Bob Cantu has inspired the USC Men’s Basketball team to play better on offense, a brand of basketball that has woken up the once dormant element of this team. The Trojans are 5-5 under Cantu, with a slew of positives and then two distinct head scratchers against Arizona and most recently versus UCLA.
The Trojans are left in a state of flux attempting to rekindle momentum from their four-game winning streak after losing the last two games in completely different fashion. This team has shown flashes of brilliance against Oregon, UCLA, and Arizona State. At the same time however, these types of performances have also exposed some major flaws.
Eight of the first ten games have gone down to the wire, and the Trojans have won five of those contests. The Trojans are playing to the level of their opponent, and in doing so, giving fans a reason to come to the Galen Center. When 7,000-plus fans packed the gym last weekend, USC looked like a team afraid of the big moment, lacking swagger against cross-town rival UCLA.
UCLA did not fall into the trap once again and showcased their scoring presence against the hesitant Trojans. The Trojans meanwhile are an inexperienced team filled with older players, a weird dynamic but a large product of the transfer frenzy that hit the team last season.
As the future of USC Basketball unfolds, the next generation of players, JT Terrell, Byron Wesley and Chass Bryan play much better in a fast-paced style; yet they have shown a lack of effort on the defensive end of the court.
I must admit that this team has surprised me with their play in conference. The Trojans faced the toughest non-conference schedule according to BPI rankings, losing five games to ranked teams. That being said, USC bounced back in the conference by competing with the elite teams while not losing to inferior opponents.
The more we talk Trojan revenue sports–which is debatable given the attendance at Galen–the discussion of failing expectations continues to reach the proverbial Trojan dinner table. Despite the impressive conference slate, USC is prime for another losing season and yet another one-and-done trip in the Pac-12 tournament.
As the final weeks of the season tick down, Arizona and Arizona State travel to Southern California to cement their cases for NCAA Tournament bids. These two opponents alongside UCLA are strong contenders in the conference and have the recruiting prowess and strong coaching pedigree to continue winning.
The Bruins survived a rough start, losing to Cal Poly and defeating UC Irvine in OT without Shabazz Muhammad. Arizona has lost to Colorado twice, yet continue to power through as the strongest team in the conference. Arizona State just lost to Washington at home, a team that has lost 10 out of the last 11 games; yet their slot still remains firm on the bubble.
Back in Los Angeles, the Trojans sit completely out of this discussion and more towards what is the future of our program? Right now, the team is focused around speed, tempo and fundamental freedom to shoot at all times from all spots on the court.
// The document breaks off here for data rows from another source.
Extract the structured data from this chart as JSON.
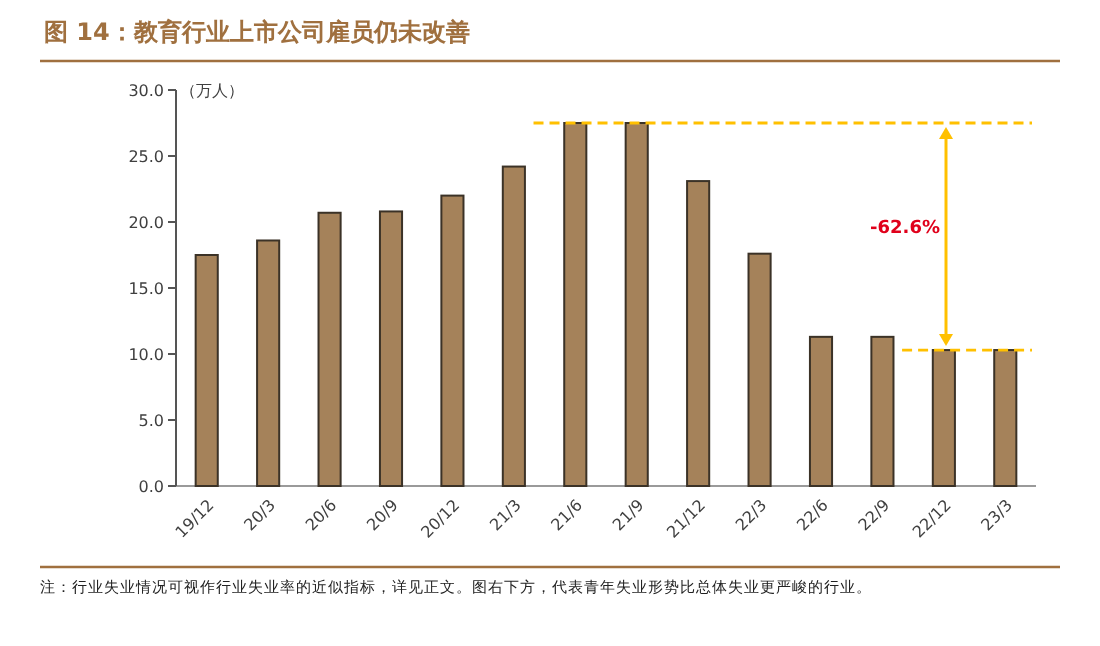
{
  "chart_data": {
    "type": "bar",
    "title": "图 14：教育行业上市公司雇员仍未改善",
    "ylabel": "（万人）",
    "categories": [
      "19/12",
      "20/3",
      "20/6",
      "20/9",
      "20/12",
      "21/3",
      "21/6",
      "21/9",
      "21/12",
      "22/3",
      "22/6",
      "22/9",
      "22/12",
      "23/3"
    ],
    "values": [
      17.5,
      18.6,
      20.7,
      20.8,
      22.0,
      24.2,
      27.5,
      27.5,
      23.1,
      17.6,
      11.3,
      11.3,
      10.3,
      10.3
    ],
    "color": "#a5825a",
    "ylim": [
      0,
      30
    ],
    "yticks": [
      {
        "value": 0,
        "label": "0.0"
      },
      {
        "value": 5,
        "label": "5.0"
      },
      {
        "value": 10,
        "label": "10.0"
      },
      {
        "value": 15,
        "label": "15.0"
      },
      {
        "value": 20,
        "label": "20.0"
      },
      {
        "value": 25,
        "label": "25.0"
      },
      {
        "value": 30,
        "label": "30.0"
      }
    ],
    "ref_lines": [
      {
        "axis": "y",
        "value": 27.5,
        "color": "#ffc000",
        "line_style": "dashed"
      },
      {
        "axis": "y",
        "value": 10.3,
        "color": "#ffc000",
        "line_style": "dashed"
      }
    ],
    "annotations": [
      "-62.6%",
      "注：行业失业情况可视作行业失业率的近似指标，详见正文。图右下方，代表青年失业形势比总体失业更严峻的行业。"
    ]
  }
}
This has been Bob Cantu’s greatest gift and his greatest curse.
Despite the Trojans scoring outbursts–now averaging over 70 PPG in conference play–USC continues to post a negative scoring differential. While the monotonous days under Kevin O’Neill and Tim Floyd never impressed athletes, the team understood the message and played quite well making numerous NCAA tournaments.
Fans should commend Bob Cantu ‘s effort as a head coach thus far, but the next two weeks will speak to the entire direction of the USC Men’s Basketball program. Both teams present different challenges as ASU shoots the lights out from the field, lead by Jahii Carson and Evan Gordon. The Arizona Wildcats play with a set of future NBA stars led by strong point guard Mark Lyons.
These are the types of programs, and more specifically, the types of athletes that are dominating the sport of basketball, at the college and especially the NBA level. All that praise being said, two victories by the Trojans this week would send the team on a binge towards building around Roschon Prince and the next generation of flex SF/SG athletes.
Two blowout losses on the other hand and the Trojans will be thrown back to square one, searching for the next Taj Gibson to solidify the programs need for defense. Pat Haden and the rest of the athletic department should seriously consider these next two games as the barometer for the entire direction of the program.